While Reckitt Benckiser (LSE: RB) has seen its share value snap higher again in recent months — the household goods hulk is currently dealing at five-month highs — I reckon the stock has much, much further to run.
Worth its weight in gold
Reckitt Benckiser took a dive in late 2016 as sales in key territories came under the cosh. Indeed, the Nurofen and Durex maker announced in February that like-for-like revenues had nudged just 3% higher in 2016 as sales growth gradually sank as the year progressed. By comparison, the top-line rose 6% in 2015 on an underlying basis.
More recently Reckitt Benckiser has been whacked by difficult trading conditions in Korea and Russia, for example. But this has not caused group-wide sales to drop off a cliff, particularly as its products continue to fly off the shelves in highly-promising developing markets — the firm saw aggregate like-for-like sales in these territories rise 8% last year.
And the City believes Reckitt Benckiser has what it takes to keep growing the bottom line. The company is currently slated to enjoy a 10% earnings bounce in 2017, and an extra 8% rise is pencilled in for 2018.
Sure, these figures result in slightly-heady P/E ratios of 21.9 times and 20.3 times respectively, operating above the FTSE 100 prospective mean of 15 times.
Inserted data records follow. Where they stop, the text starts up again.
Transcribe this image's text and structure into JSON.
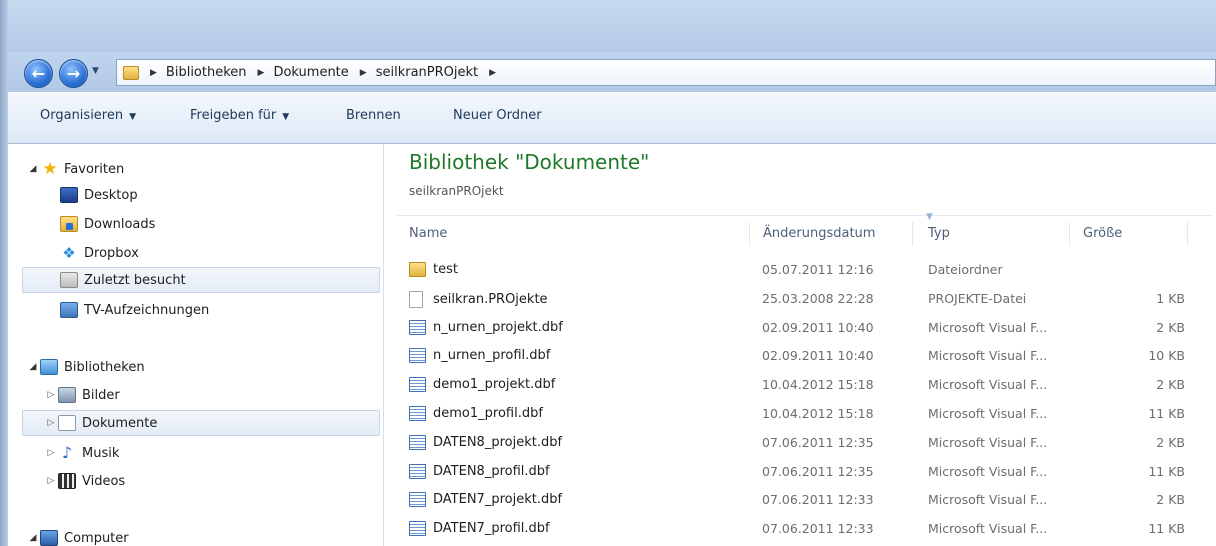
{
  "address": {
    "crumbs": [
      "Bibliotheken",
      "Dokumente",
      "seilkranPROjekt"
    ]
  },
  "toolbar": {
    "organize": "Organisieren",
    "share": "Freigeben für",
    "burn": "Brennen",
    "new_folder": "Neuer Ordner"
  },
  "nav": {
    "favorites": "Favoriten",
    "desktop": "Desktop",
    "downloads": "Downloads",
    "dropbox": "Dropbox",
    "recent": "Zuletzt besucht",
    "tv": "TV-Aufzeichnungen",
    "libraries": "Bibliotheken",
    "pictures": "Bilder",
    "documents": "Dokumente",
    "music": "Musik",
    "videos": "Videos",
    "computer": "Computer"
  },
  "content": {
    "title": "Bibliothek \"Dokumente\"",
    "subtitle": "seilkranPROjekt",
    "columns": {
      "name": "Name",
      "date": "Änderungsdatum",
      "type": "Typ",
      "size": "Größe"
    },
    "files": [
      {
        "name": "test",
        "date": "05.07.2011 12:16",
        "type": "Dateiordner",
        "size": "",
        "icon": "folder"
      },
      {
        "name": "seilkran.PROjekte",
        "date": "25.03.2008 22:28",
        "type": "PROJEKTE-Datei",
        "size": "1 KB",
        "icon": "file"
      },
      {
        "name": "n_urnen_projekt.dbf",
        "date": "02.09.2011 10:40",
        "type": "Microsoft Visual F...",
        "size": "2 KB",
        "icon": "dbf"
      },
      {
        "name": "n_urnen_profil.dbf",
        "date": "02.09.2011 10:40",
        "type": "Microsoft Visual F...",
        "size": "10 KB",
        "icon": "dbf"
      },
      {
        "name": "demo1_projekt.dbf",
        "date": "10.04.2012 15:18",
        "type": "Microsoft Visual F...",
        "size": "2 KB",
        "icon": "dbf"
      },
      {
        "name": "demo1_profil.dbf",
        "date": "10.04.2012 15:18",
        "type": "Microsoft Visual F...",
        "size": "11 KB",
        "icon": "dbf"
      },
      {
        "name": "DATEN8_projekt.dbf",
        "date": "07.06.2011 12:35",
        "type": "Microsoft Visual F...",
        "size": "2 KB",
        "icon": "dbf"
      },
      {
        "name": "DATEN8_profil.dbf",
        "date": "07.06.2011 12:35",
        "type": "Microsoft Visual F...",
        "size": "11 KB",
        "icon": "dbf"
      },
      {
        "name": "DATEN7_projekt.dbf",
        "date": "07.06.2011 12:33",
        "type": "Microsoft Visual F...",
        "size": "2 KB",
        "icon": "dbf"
      },
      {
        "name": "DATEN7_profil.dbf",
        "date": "07.06.2011 12:33",
        "type": "Microsoft Visual F...",
        "size": "11 KB",
        "icon": "dbf"
      }
    ]
  }
}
But the scale of Reckitt Benckiser’s stable of market-leading products — goods that boast brilliant pricing power and thus enable sales to keep rising regardless of broader pressure on shoppers’ pursetrings — is worth its weight in gold.
And Reckitt Benckiser’s broad geographic footprint, boosted by its healthy appetite for acquisitions like baby formula maker Mead Johnson, which it bought up in February, also offers up plenty of growth potential.
Medical star
Like Reckitt Benckiser, artificial joint-and-limb leviathan Smith & Nephew (LSE: SN) has also seen its share price rocket since the dying embers of 2016.
Smith & Nephew has not had the best of it in recent times as revenues sunk in many of its territories, and particularly in China due to distributor de-stocking earlier in the year, and in the Gulf where depressed oil values affected healthcare spend.
However, with emerging market activity bouncing back during the latter part of the year, and economic conditions improving in Smith & Nephew’s largest market of the US, I reckon revenues should pick up again from the current period.
The City shares this optimistic view, and expects the London firm to get moving back in the right direction from 2017 with a fractional earnings uptick. And a 10% advance is anticipated for next year.
These forecasts yield P/E ratios of 18.2 times and 16.6 times. And I believe this is a great time to get in on the bodybuilder as global spending for its high-tech products — helped by shrewd investment in hot growth areas like sports medicine — looks set to explode in the years ahead.